To establish correlations between VP13/14-specific responses and clinical outcomes, researchers would need to:

• Measure VP13/14-specific T cell responses using methods like ELISpot or tetramer staining

• Collect detailed clinical data including:

  • Frequency and severity of recurrences

  • Viral shedding patterns

  • Duration of lesions

  • Time to first recurrence after primary infection

• Perform longitudinal studies to track changes in immune responses and clinical patterns over time

• Analyze data for statistical correlations between immune parameters and clinical outcomes

Such studies would be valuable for identifying immune correlates of protection, which could guide vaccine development.

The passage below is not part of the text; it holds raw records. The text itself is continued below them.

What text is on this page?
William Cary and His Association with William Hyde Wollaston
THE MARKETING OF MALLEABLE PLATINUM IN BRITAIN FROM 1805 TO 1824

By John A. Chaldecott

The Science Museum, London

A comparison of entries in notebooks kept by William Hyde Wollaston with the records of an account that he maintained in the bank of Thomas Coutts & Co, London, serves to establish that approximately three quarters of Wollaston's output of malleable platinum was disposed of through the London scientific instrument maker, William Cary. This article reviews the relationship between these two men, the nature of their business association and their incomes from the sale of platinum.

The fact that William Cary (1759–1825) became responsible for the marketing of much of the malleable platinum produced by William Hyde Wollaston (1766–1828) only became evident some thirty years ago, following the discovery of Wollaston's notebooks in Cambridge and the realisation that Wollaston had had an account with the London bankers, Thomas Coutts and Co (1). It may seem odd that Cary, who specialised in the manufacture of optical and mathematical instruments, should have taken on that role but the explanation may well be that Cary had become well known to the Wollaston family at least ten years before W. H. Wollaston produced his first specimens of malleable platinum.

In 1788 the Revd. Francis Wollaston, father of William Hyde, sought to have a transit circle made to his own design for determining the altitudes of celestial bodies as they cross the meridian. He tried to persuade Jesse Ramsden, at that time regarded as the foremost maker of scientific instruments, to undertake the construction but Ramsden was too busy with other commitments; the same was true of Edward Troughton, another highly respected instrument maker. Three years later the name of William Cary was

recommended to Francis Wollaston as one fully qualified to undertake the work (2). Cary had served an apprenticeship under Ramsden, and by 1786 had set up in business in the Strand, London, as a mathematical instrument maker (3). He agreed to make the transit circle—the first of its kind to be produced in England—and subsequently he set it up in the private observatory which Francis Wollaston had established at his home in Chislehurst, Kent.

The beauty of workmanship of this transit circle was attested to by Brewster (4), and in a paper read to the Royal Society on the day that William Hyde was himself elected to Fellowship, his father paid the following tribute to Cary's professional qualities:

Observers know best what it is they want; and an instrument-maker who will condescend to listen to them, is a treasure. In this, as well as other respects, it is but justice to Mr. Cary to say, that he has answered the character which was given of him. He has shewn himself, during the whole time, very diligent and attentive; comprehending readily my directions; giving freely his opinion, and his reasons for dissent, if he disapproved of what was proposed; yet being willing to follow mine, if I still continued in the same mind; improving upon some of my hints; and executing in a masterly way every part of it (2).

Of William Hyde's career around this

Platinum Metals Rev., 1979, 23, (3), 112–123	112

If strong VP13/14-specific responses correlate with better clinical outcomes, this would further support its inclusion in vaccine candidates.

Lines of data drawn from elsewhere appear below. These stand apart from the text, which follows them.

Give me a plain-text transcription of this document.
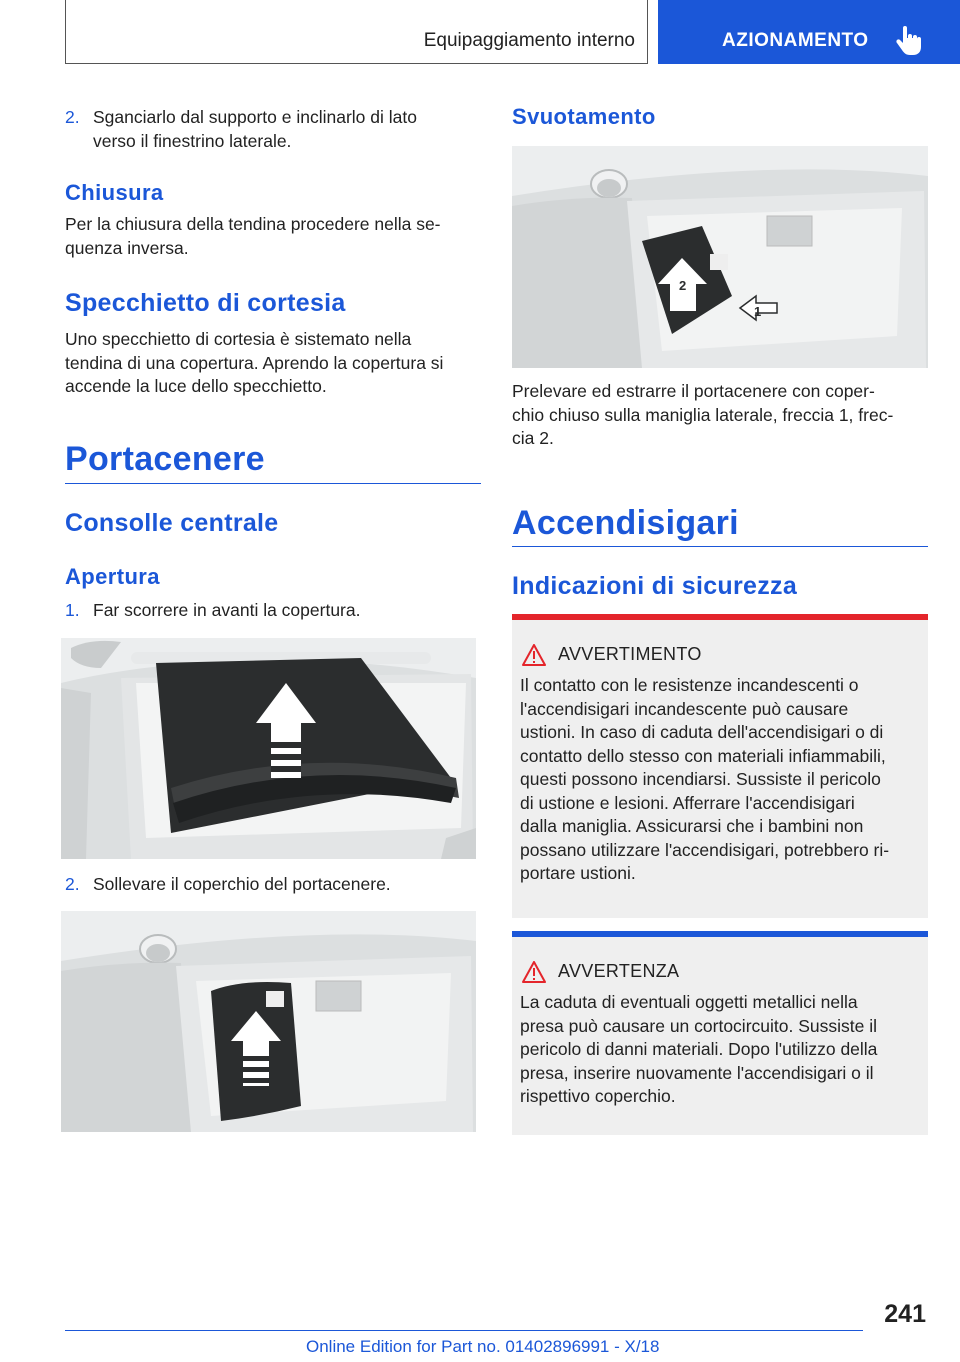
Equipaggiamento interno	AZIONAMENTO
2. Sganciarlo dal supporto e inclinarlo di lato
verso il finestrino laterale.
Chiusura
Per la chiusura della tendina procedere nella se-
quenza inversa.
Specchietto di cortesia
Uno specchietto di cortesia è sistemato nella
tendina di una copertura. Aprendo la copertura si
accende la luce dello specchietto.
Portacenere
Consolle centrale
Apertura
1. Far scorrere in avanti la copertura.
2. Sollevare il coperchio del portacenere.
Svuotamento
2
1
Prelevare ed estrarre il portacenere con coper-
chio chiuso sulla maniglia laterale, freccia 1, frec-
cia 2.
Accendisigari
Indicazioni di sicurezza
AVVERTIMENTO
Il contatto con le resistenze incandescenti o
l'accendisigari incandescente può causare
ustioni. In caso di caduta dell'accendisigari o di
contatto dello stesso con materiali infiammabili,
questi possono incendiarsi. Sussiste il pericolo
di ustione e lesioni. Afferrare l'accendisigari
dalla maniglia. Assicurarsi che i bambini non
possano utilizzare l'accendisigari, potrebbero ri-
portare ustioni.
AVVERTENZA
La caduta di eventuali oggetti metallici nella
presa può causare un cortocircuito. Sussiste il
pericolo di danni materiali. Dopo l'utilizzo della
presa, inserire nuovamente l'accendisigari o il
rispettivo coperchio.
241
Online Edition for Part no. 01402896991 - X/18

What are the challenges in translating VP13/14 vaccine studies from animal models to humans?

Translating VP13/14 vaccine findings from animal models to humans faces several challenges:

• Differences in Immune Recognition: Despite conservation of VP13/14 sequences, the immunodominant epitopes may differ between species due to differences in MHC molecules and antigen processing. The search results mention the need to adapt epitope predictions for both mouse H-2 molecules and human HLA alleles .

• Disease Manifestation Differences: Animal models, while useful, don't perfectly recapitulate human HSV-2 infection patterns. For example, the guinea pig model shows similarities to human infection but has important differences in recurrence patterns and immune responses .

• Vaccination Response Variability: The search results indicate that responses to VP13/14 in naturally infected humans vary, with 82% showing responses to certain epitopes . This variability may be even greater in vaccine responses, complicating efficacy assessments.

• Adjuvant Selection: Finding appropriate adjuvants that are both effective and safe for human use remains challenging. Animal studies may use adjuvants that aren't approved for humans.

• Evaluation Endpoints: While animal studies can use challenge models to assess protection, human trials initially rely on immune correlates before efficacy studies can be conducted. Establishing reliable correlates of protection is therefore crucial.

To address these challenges, a stepwise approach is necessary:

• Conduct studies in HLA transgenic mice to better predict human epitope recognition

• Perform detailed immunological studies in both animals and humans to identify cross-species correlates

• Design human trials with appropriate immunological endpoints

• Consider heterologous prime-boost strategies to enhance both breadth and magnitude of responses

This methodical approach can help bridge the gap between promising preclinical findings and successful human applications of VP13/14-based vaccines.